6. Register your kids in their new school and make sure their vaccinations are up to date.
You don’t want your children to miss a day of school because you forgot to turn in paperwork. Also, vaccination requirements vary by state, as do exemption rules. The sooner you register, the earlier you can make sure your children are on the right vaccination schedule or you can qualify for exemptions. When you contact the district to register your kids, take the opportunity to schedule a tour of the school to help your kids prepare for the move as well.
6. Update your drivers license and vehicle registration.
Most state Department of Motor Vehicle offices make it easy to change the address on your license if you’re remaining in the same state.

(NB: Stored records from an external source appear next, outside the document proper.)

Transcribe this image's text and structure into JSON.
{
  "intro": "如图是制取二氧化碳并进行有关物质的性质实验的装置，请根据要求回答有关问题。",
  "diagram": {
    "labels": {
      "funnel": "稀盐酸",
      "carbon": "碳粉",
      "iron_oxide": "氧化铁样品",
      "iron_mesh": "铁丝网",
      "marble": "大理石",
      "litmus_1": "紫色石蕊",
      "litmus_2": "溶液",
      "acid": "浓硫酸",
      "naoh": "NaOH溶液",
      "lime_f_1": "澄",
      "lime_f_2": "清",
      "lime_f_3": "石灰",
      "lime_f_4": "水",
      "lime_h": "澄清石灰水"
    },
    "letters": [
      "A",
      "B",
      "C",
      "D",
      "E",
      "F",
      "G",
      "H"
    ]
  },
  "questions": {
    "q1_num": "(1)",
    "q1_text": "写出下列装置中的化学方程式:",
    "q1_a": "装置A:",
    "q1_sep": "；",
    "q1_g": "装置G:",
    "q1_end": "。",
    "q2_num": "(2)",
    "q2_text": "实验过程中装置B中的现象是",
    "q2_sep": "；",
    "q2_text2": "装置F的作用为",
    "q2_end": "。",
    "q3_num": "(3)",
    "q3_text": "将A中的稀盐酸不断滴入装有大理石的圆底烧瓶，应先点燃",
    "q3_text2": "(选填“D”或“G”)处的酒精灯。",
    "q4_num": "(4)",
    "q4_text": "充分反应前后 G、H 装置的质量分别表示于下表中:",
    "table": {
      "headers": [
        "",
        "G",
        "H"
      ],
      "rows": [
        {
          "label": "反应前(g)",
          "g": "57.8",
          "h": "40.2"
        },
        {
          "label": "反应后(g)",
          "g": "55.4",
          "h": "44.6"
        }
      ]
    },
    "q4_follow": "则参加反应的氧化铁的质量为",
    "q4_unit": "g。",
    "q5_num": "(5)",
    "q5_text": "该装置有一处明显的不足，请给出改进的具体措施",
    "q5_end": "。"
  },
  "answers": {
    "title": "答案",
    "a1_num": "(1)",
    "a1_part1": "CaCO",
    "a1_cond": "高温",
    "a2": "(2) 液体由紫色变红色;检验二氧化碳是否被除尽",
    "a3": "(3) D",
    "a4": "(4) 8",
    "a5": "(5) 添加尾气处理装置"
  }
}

If you’ve changed voting districts, it’s especially important to change your license address, since your polling place will also update.
Interstate moves require a trip to DMV to change your license and registration. Do this as soon as you have proof of your new address, because it’s illegal to live in one state and have your car registered in a different state. Shop around for new car insurance while you’re at it, since you may find a better deal.
7. License your pet in your new state.
Dog licensing requirements vary locally, so go online or call city hall in your new home to determine what you need to do and how quickly after your move you need to do it. Some places also require licenses for cats, exotic birds, and any other pets. Avoid costly fines and protect your pet if it gets lost by licensing it as soon as you have proof-of-address.
Avoid moving hassles by taking care of the items on this list in a timely manner, and you’ll soon be free to relax in your new home without a worry beyond finding the best pizza place in town. Besides, there’s an app for that.